Transparency, opacity, mask editing (was: A first part of the layers/masks patch)
Matthew Woehlke
mw_triad at users.sourceforge.net
Mon Sep 28 19:18:40 CEST 2009
Cyrille Berger wrote:
> On Saturday 26 September 2009, Dmitry Kazakov wrote:
>> On Sat, Sep 26, 2009 at 10:14 AM, Cyrille Berger <cberger at cberger.net>wrote:
>>> On Saturday 26 September 2009, Dmitry Kazakov wrote:
>>>>> for a,b,c) it doesn't work perfectly, but it's not that broken.
>>>> But still not usable =(
>>> Well now, I have fix all the issue with the alpha colorspace (I have
>>> added alpha darken). All it remains to do is to make mask support the
>>> indirect painting interface.
>> Well, no. You've not fixed that. It's just a workaround.
>>
>> Testcase:
>> 1) Create any mask (e.g. transparency mask)
>> 2) Paint something on a mask to get transparency
>>
>> Let's imagine after these steps you decide to make some rect visible again,
>> what are you going to do? In a good editor you just select this rect with
>> selection and fill it with a white color (or any semi-transparent one(!)).
> Why white ?
White, in grayscale, has high value (255 if we're talking 8-bit).
Traditionally, 0 = transparent, high = opaque.
I haven't played with it as much recently, but usual way (e.g. gimp, PS,
I think painter) is, layer is RGBA and you can also have separate alpha
mask.
When painting, usually you have RGB brush with fixed max alpha (i.e.
fully opaque), except eraser tool which has fixed alpha 0 and doesn't
change other channels. So for Krita, having alpha channel of color, you
can choose what alpha you paint.
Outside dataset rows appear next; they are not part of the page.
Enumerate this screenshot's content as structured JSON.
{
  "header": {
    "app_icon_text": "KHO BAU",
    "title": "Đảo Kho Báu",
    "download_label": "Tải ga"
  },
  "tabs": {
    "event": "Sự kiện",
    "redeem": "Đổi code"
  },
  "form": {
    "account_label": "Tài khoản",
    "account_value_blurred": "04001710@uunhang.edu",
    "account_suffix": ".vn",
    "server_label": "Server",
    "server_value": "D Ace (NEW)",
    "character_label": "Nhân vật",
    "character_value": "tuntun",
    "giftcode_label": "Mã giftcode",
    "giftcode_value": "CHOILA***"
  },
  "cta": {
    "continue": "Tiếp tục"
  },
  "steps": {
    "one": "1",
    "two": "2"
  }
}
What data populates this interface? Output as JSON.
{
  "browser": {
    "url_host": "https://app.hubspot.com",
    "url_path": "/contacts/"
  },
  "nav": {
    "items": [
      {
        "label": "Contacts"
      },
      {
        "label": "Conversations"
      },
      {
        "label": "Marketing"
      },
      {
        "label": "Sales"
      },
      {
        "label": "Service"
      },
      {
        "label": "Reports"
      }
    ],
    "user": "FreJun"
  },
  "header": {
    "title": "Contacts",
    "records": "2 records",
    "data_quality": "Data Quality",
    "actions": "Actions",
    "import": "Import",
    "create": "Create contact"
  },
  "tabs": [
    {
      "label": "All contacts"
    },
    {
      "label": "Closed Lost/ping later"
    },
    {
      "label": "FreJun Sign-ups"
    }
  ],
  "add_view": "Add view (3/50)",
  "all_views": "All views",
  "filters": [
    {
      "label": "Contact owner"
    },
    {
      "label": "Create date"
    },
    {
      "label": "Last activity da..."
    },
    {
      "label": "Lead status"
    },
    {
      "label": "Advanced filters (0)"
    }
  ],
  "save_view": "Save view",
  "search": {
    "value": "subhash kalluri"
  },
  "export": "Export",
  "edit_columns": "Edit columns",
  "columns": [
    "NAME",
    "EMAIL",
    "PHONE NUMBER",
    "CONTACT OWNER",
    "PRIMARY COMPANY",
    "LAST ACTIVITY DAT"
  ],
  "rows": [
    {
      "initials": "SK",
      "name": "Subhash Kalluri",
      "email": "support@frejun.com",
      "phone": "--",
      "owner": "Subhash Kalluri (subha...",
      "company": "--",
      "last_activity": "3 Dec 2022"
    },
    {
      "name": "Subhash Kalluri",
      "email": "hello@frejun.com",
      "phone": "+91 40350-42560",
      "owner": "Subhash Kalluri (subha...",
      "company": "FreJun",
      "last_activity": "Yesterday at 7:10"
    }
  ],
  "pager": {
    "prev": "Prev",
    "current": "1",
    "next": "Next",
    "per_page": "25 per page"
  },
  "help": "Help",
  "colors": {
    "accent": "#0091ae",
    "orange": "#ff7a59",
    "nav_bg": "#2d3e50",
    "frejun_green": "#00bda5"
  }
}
Note that you still have separate
opacity that controls how much the brush 'overwrites' the existing pixels!
The down side is this makes gradients/fills work different from all
other editors, because painting with fill that has alpha 0 will fully
overwrite color /and alpha/. Maybe it is a good idea to have a paint
option to map alpha to opacity instead (and treat alpha as always max).
TBH, painting with a color that makes more transparent seems a little
odd in a real-world sense, which is maybe why no other editor I know of
uses such a system. And TBH if we are trying to imitate real media, I
would question the wisdom of such a decision.
Back on the subject of alpha masks...
Alpha mask is treated as grayscale, no alpha of its own, and layer alpha
channel is multiplied by mask to get actual alpha used for blending. If
you set brush alpha here, that is always multiplied into opacity.
--
Matthew
Please do not quote my e-mail address unobfuscated in message bodies.